Bruce Momjian <bruce@momjian.us> writes:

However, I am not sure getting a clarification from the author even
helps us legally. Also, why are we more critical of an Intel-provided
idea than any other idea we get from the community?

Bitter experience with other companies.

So unless we hear about a problem, I think we should use the code.

It hasn't even been tested. One thing I'd want to know about is the
performance effect on non-Intel machines.

regards, tom lane

#10

Gregory Maxwell

gmaxwell@gmail.com

about 19 years ago

In reply to: Tom Lane (#9)

On 10/21/06, Tom Lane <tgl@sss.pgh.pa.us> wrote:
[snip]

It hasn't even been tested. One thing I'd want to know about is the
performance effect on non-Intel machines.

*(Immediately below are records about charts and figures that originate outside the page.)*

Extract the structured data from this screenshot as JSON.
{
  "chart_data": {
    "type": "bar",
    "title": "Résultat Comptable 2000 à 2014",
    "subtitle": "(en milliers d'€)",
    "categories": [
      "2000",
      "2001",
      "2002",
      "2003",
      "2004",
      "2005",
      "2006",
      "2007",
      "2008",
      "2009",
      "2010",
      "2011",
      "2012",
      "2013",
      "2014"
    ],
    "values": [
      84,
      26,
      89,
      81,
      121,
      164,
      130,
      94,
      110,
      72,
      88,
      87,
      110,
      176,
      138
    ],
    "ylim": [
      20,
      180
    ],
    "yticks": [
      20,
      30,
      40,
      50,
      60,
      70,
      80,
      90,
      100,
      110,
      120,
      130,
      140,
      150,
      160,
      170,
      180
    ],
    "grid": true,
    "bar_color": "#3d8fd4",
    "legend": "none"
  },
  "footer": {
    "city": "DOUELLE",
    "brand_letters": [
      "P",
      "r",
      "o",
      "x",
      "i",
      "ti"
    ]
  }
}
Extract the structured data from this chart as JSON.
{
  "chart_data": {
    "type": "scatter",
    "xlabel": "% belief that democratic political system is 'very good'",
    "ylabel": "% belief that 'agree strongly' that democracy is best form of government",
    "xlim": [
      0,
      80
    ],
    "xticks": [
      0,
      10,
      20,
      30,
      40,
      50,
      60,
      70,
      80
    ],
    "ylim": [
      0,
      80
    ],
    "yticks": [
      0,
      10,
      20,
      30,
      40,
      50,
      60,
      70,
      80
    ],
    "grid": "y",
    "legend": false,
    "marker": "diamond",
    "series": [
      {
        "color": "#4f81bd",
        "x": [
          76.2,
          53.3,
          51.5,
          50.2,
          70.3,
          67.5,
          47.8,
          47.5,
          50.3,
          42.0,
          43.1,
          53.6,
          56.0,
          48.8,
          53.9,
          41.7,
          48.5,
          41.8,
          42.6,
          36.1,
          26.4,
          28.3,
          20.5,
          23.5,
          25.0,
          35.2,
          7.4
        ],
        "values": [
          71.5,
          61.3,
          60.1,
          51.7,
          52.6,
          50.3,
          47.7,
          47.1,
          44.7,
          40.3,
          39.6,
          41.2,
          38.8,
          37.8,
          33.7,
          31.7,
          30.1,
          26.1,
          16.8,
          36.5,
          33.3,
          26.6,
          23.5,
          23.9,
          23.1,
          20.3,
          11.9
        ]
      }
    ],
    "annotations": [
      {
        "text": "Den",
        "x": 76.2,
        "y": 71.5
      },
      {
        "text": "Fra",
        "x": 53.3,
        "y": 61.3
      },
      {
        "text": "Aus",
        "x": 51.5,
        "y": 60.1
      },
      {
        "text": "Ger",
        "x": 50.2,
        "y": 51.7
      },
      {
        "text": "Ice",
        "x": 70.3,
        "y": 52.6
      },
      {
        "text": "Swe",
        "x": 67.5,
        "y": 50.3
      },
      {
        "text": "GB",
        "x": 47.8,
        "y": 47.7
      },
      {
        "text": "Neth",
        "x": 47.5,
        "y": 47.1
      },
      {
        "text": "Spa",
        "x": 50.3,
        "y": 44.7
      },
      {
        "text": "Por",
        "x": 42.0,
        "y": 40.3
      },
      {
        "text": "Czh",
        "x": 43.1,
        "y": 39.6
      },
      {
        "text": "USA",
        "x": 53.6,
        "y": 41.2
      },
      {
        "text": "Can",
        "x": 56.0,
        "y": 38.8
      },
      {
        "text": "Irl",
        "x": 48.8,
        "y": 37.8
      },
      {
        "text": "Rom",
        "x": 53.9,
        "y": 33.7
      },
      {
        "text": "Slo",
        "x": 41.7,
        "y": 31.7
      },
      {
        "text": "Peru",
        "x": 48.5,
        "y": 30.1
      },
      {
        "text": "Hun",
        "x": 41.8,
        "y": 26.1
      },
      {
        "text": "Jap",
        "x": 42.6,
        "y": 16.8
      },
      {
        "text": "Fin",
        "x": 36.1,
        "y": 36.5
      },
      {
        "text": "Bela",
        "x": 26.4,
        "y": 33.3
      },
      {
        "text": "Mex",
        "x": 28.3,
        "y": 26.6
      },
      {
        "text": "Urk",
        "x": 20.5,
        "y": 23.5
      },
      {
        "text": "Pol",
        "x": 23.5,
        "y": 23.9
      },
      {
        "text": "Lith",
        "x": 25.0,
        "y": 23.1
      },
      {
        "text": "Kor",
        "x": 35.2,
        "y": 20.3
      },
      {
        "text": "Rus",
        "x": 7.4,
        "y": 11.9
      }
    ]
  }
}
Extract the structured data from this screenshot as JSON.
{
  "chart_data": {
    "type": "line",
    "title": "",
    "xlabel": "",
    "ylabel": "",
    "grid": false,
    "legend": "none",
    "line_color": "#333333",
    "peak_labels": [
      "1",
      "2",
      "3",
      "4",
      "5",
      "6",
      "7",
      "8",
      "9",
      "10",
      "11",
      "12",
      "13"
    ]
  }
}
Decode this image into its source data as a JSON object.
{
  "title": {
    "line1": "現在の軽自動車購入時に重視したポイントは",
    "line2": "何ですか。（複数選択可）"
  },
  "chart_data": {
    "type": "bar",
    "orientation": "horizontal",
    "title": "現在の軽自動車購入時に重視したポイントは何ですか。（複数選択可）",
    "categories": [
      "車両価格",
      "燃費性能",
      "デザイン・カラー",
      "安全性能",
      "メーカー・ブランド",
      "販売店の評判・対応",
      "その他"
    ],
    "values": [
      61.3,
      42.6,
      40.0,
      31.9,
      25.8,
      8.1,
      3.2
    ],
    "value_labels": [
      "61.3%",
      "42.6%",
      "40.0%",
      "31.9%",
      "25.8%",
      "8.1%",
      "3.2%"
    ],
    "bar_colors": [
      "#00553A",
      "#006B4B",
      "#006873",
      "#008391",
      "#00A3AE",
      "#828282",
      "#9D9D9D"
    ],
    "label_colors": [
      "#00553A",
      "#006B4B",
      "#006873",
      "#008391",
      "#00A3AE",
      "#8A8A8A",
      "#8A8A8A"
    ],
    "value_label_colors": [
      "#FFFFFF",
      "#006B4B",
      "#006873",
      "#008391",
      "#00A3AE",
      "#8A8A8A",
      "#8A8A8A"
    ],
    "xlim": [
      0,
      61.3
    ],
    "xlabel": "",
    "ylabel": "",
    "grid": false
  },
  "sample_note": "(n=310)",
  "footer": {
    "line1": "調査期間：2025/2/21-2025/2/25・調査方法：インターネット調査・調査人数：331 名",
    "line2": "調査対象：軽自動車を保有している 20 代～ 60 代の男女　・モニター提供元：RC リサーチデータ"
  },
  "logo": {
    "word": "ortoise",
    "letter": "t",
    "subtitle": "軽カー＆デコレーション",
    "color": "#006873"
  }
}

On Opteron 265 his test code shows SB8 (the intel alg) is 2.48x faster
for checksum and 1.95x faster for verify for the 800 * 1024 blocks of
1 KB each workload. For 100000 blocks of 8k I got simmlar results as
well.

It looks like the new code may have a larger cache footprint, so
actual performance may differ from the microbenchmark.

#11

Gurjeet Singh

singh.gurjeet@gmail.com

about 19 years ago

In reply to: Gregory Maxwell (#10)

Hi all,

Michael Kounavis has given a green signal (please refer the forwarded
message).

Best regards,

--
gurjeet[.singh]@EnterpriseDB.com
singh.gurjeet@{ gmail | hotmail | yahoo }.com

---------- Forwarded message ----------
From: Kounavis, Michael E <michael.e.kounavis@intel.com>
Date: Oct 20, 2006 10:43 PM
Subject: RE: CRC algorithm, Slicing By 8; concerns about patents
infringements
To: Gurjeet Singh <singh.gurjeet@gmail.com>, Michael Kounavis <
mekounav@users.sourceforge.net>

Hi,

Thank you for your interest on Slicing-by-8. No. Intel decided not to file a
patent on this algorithm but to make it freely available under BSD license.
You should have no problem using it.

MIke

------------------------------

*From:* Gurjeet Singh [mailto:singh.gurjeet@gmail.com]
*Sent:* Friday, October 20, 2006 5:50 AM
*To:* Michael Kounavis
*Subject:* CRC algorithm, Slicing By 8; concerns about patents infringements

Hi Michael,

Please refer the following post, and the conversation that followed:

http://archives.postgresql.org/pgsql-hackers/2006-10/msg01015.php

As is evident form that post, I have used the source code provided by
you on sf.net, and modified it to suit PostgreSQL.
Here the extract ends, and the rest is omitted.